What should I do with the rock after it is pulled??there's nothing wrong with your params, we have algae challenges that present independent of params constantly. no, standing algae doesnt just absorb all nitrate and phosphate because some algae is there.
nobody with a standing ATS is exporting waste either, they have to be actively growing and removing/regrowing in order to cycle out the wastes. this tank hasn't been manually gardened, and that can fix it. I recommend we apply what works in big tank rework threads that have pics of tanks getting fixed to completion.
you should take out one single test rock. We do our will to it.

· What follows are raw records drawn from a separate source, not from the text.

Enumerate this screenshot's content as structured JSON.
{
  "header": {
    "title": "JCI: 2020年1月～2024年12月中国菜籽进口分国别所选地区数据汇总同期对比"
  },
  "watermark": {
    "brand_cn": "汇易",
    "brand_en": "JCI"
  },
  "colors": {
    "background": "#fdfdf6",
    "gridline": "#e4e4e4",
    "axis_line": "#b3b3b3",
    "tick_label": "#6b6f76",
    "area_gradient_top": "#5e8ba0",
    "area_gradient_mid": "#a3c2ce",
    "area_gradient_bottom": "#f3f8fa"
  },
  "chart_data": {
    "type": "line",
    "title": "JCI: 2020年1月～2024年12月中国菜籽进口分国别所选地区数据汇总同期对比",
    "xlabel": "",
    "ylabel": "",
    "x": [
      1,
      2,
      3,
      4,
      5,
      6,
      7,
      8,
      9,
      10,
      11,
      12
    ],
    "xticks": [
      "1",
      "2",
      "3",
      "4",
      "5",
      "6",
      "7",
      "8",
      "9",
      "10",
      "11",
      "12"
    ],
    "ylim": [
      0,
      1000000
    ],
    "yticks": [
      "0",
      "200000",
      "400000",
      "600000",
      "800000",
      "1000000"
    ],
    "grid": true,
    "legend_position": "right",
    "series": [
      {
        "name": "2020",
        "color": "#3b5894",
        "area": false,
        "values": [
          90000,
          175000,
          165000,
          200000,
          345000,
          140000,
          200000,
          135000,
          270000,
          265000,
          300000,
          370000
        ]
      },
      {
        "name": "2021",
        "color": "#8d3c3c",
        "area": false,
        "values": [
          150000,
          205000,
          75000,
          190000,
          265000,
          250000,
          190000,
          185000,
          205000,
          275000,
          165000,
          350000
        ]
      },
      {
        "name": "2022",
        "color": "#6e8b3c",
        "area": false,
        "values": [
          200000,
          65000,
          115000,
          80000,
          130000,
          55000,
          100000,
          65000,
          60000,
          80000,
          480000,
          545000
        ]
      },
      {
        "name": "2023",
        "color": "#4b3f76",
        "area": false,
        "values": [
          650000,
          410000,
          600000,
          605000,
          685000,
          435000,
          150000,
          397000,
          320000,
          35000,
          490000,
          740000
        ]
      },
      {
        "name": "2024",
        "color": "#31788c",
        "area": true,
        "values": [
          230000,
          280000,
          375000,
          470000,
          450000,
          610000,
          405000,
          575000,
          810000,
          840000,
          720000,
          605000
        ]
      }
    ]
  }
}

put it back among the others, this is harmless. I get full say over the test rock, you let others choose what the water and other rocks go through, we race to best looking compliant substrate, you upscale the winner to the whole tank. we waited five pages to test params, now everyone agrees they're good. hesitation ends, we should work a test rock correctly. here's the exact job no variation:
take out rock use kitchen knife tip to debride it off, roughly, like the CUC you wanted to be doing this all along. catch up.
the whole rock is tip-debrided into clarity. no more algae. it was rinsed off in saltwater only along the way. the entire test rock has zero target on it bc you spent an hour detailing it that well, excluding all invader with steel not hopes.
on the clean surface, apply peroxide 3% out of a bottle right on target, avoiding corals, hitting former growth spots. wait 3 mins
rinse in saltwater, put back.
chart this among all the other things going on that will take days, months and years to look like the test rock. reconsider any approach that led to this takeover, dont use that alternate method for sure until you're ready to experiment again.